Entre os seis e os nove anos (2011-2014), os dias de Deolinda Lopes eram passados dentro do Centro de Acolhimento Temporário "Crescer A Cores" (atual Afvter CA), mas os sonhos desta jovem ultrapassavam qualquer barreira física. Ainda desses tempos recorda "as horas que passava a cantar" e que já faziam prever o gosto pela música, que ainda hoje a acompanha. "A música faz parte da minha vida desde pequenina", garante Deolinda Lopes.

Em 2014, ela e os dois irmãos mais novos (16 e 17 anos) foram recebidos em casa de uma família de acolhimento que, para a jovem, de 18 anos, "é como se fossem a família verdadeira. Já os conhecia desde que fomos para a instituição, por isso a adaptação não foi complicada. Gosto muito deles". Agora, "com outra maturidade", consegue perceber que ter passado três anos no Centro de Acolhimento Temporário a "ajudou a lutar mais" pelos sonhos e objetivos. "Em comparação com outras crianças, eu tive de crescer muito mais rápido. Fui tirada aos meus pais com seis anos e como tenho dois irmãos mais novos, sempre senti que tinha a responsabilidade de os ajudar, porque sentiam faltam de uma mãe e de um pai". Ainda com "algum contacto com a mãe que liga de vez em quando", percebe os motivos pelos quais foi colocada numa instituição. "Eles não tinham condições para nos educar, mas só percebi depois".

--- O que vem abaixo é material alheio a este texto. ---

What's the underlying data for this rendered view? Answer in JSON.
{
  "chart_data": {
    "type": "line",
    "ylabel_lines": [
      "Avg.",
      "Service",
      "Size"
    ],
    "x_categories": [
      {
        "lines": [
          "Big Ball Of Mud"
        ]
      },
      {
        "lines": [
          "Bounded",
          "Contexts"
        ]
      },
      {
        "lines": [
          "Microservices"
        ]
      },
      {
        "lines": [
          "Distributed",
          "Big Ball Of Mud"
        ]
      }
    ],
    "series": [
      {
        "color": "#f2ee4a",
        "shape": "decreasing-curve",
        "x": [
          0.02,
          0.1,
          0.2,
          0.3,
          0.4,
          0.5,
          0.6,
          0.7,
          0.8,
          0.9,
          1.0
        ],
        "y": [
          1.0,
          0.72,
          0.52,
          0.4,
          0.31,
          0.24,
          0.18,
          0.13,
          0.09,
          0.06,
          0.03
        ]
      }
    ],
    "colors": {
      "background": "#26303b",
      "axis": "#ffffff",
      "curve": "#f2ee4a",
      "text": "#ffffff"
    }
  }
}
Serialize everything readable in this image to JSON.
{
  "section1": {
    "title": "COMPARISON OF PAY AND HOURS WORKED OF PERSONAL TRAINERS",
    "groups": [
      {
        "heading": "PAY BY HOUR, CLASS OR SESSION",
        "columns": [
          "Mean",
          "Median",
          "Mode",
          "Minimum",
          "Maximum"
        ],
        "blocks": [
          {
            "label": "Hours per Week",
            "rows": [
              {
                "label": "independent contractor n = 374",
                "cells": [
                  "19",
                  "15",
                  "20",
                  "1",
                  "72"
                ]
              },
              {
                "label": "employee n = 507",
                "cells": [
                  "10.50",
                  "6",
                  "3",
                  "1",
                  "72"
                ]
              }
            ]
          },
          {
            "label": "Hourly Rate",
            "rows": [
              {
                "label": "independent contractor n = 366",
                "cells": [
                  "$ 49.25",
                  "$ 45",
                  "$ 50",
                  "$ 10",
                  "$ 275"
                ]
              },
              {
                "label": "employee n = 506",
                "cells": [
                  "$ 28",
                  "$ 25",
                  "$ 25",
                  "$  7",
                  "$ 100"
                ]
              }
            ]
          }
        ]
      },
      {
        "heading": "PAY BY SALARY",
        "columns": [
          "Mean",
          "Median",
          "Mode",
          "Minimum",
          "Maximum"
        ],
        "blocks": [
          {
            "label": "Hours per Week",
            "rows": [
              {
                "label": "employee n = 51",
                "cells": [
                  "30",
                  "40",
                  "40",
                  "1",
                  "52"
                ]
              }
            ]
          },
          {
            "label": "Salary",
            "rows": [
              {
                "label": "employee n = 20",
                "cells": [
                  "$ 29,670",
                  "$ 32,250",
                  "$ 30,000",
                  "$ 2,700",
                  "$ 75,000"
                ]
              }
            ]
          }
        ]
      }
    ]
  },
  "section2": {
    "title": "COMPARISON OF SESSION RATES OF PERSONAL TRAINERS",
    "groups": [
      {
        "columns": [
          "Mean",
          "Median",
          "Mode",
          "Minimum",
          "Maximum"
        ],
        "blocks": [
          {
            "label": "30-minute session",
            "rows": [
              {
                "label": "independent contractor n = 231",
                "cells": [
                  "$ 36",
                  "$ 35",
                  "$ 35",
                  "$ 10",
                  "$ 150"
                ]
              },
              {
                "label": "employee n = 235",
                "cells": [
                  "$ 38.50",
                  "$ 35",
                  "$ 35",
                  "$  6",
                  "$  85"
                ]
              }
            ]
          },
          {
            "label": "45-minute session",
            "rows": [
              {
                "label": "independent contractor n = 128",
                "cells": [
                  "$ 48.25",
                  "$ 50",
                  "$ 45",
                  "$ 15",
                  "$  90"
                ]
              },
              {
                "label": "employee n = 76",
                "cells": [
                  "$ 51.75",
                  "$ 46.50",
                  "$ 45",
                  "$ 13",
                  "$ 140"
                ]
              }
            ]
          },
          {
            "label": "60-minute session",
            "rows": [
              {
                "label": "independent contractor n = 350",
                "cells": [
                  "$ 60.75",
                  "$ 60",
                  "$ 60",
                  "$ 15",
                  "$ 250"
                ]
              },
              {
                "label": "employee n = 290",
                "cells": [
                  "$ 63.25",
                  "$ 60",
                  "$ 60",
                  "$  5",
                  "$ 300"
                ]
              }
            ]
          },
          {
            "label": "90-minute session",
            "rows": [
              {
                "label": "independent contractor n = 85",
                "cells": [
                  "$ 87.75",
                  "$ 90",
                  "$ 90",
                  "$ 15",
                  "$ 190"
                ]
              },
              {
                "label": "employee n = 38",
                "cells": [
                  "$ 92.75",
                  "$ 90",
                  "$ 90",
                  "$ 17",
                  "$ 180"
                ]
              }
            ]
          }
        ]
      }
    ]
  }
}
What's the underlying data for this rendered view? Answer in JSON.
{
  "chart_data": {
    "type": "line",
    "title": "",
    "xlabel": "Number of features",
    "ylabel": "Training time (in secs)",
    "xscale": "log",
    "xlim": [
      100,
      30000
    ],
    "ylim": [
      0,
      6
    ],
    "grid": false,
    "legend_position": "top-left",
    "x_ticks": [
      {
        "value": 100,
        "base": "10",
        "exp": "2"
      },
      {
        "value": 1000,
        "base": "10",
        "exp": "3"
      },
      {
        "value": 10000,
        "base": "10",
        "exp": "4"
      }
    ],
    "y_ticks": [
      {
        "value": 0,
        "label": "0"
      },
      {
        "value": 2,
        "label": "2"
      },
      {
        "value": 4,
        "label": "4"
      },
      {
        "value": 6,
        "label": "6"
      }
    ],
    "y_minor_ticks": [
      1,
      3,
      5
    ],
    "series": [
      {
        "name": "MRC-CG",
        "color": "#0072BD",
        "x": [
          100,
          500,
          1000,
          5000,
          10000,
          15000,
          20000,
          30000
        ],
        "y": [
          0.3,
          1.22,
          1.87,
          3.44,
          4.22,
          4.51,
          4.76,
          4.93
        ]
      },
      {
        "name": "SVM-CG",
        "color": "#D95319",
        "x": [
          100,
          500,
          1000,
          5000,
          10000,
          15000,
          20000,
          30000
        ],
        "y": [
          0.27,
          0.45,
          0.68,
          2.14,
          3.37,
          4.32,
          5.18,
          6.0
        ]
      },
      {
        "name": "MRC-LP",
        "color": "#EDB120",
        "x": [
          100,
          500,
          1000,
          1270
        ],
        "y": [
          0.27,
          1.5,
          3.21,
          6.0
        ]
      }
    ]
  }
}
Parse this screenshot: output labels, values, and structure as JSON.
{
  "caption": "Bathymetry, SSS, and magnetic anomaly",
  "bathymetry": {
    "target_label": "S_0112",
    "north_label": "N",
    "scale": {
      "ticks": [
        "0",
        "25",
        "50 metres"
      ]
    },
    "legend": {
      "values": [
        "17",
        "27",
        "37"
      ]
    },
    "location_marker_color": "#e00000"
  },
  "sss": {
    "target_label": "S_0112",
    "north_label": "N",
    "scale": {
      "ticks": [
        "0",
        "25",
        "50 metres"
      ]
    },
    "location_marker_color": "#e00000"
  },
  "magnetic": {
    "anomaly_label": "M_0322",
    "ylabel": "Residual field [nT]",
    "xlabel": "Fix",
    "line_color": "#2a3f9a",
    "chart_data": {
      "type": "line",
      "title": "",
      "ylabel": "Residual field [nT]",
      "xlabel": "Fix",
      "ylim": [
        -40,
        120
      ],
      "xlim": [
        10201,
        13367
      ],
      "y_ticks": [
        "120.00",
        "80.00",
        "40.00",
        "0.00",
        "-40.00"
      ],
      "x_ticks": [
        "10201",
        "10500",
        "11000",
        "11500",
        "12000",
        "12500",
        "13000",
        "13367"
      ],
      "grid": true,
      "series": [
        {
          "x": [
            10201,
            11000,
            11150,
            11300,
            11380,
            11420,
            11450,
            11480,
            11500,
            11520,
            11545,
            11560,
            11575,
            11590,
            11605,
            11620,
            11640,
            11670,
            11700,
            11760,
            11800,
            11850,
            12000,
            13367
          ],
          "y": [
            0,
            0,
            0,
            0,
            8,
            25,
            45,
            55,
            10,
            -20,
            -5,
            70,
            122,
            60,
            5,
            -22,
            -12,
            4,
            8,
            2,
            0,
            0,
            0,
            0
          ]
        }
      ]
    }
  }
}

Com a missão de transmitir aos irmãos mais novos a "importância de estudar", Deolinda Lopes garante não ser uma jovem "revoltada" por ter estado numa instituição. Como nos diz, "varia muito de pessoa para pessoa, mas temos de definir objetivos. Mão é por estarmos numa instituição que somos menos que os outros, só não tivemos a infância e o carinho dos pais como as outras crianças". Ainda em criança recorda os "comentários não tão positivos" que ouvia, o "desprezo" que sentia das outras crianças pela infância que teve e passou por "momentos menos felizes como toda a gente. Não é fácil estar numa instituição, eu odiei. Não me tratavam mal, aliás estou-lhes eternamente grata, porque passei de ter dificuldades para ter comida e roupa, só tenho de estar agradecida. Mas não é a mesma coisa que estar numa família. Eu via os outros meninos a passear com os pais e eu não podia ter isso".
Deolinda Lopes foi uma das melhores alunas na Escola Secundária de Castelo de Paiva no último ano letivo

No ano letivo 2022/2023, a jovem de Castelo de Paiva foi umas das melhores alunas do 12.º ano da escola, com uma média final de 17 valores. O gosto pela música levou-a até à Escola Superior de Educação, no Porto, mais precisamente ao curso em Educação Musical. Influenciada pela família de acolhimento, "uma família de músicos", seguiu a vertente artística e tem como objetivo profissional ser professora de música. "Eu sabia que queria algo relacionado com a música. Inicialmente era com o piano, mas, mais tarde, comecei a ganhar um carinho especial pelas crianças".
Estudar e ser boa aluna "nunca foi um problema" para a jovem que tem "um gosto especial pela escrita. Sabia que ninguém o podia fazer por mim, portanto tinha, e tenho, de me esforçar se queria ser alguém". Na universidade encontrou um ambiente "muito diferente" do ensino secundário que era "mais acolhedor", mas as aulas "estão a ser o que esperava" e está a adaptar-se "bem". Deolinda Lopes esteve entre as melhores alunas da escola, mas sabe que as notas "são apenas números" e que um bom aluno deve ser "uma boa pessoa, um bom amigo, alguém que sabe respeitar os outros, com valores. Não vale a pena ser um aluno com média de 18, se como pessoa não é educado e não gosta de ajudar".
Quando pensa no futuro, diz que tem como objetivo "fazer o mestrado em direção coral, ser professora e ser mãe. Gosto muito de crianças e quero provar que não sou como a minha mãe biológica, quero dar aquilo que me faltou". Confessa-se uma jovem que "não sabe estar parada", seja nos escuteiros, nos acólitos, ou nos coros e aos outros jovens pede para que "lutem pelos sonhos e não deixem de fazer as coisas só porque ouvem comentários negativos. Temos de provar que conseguimos".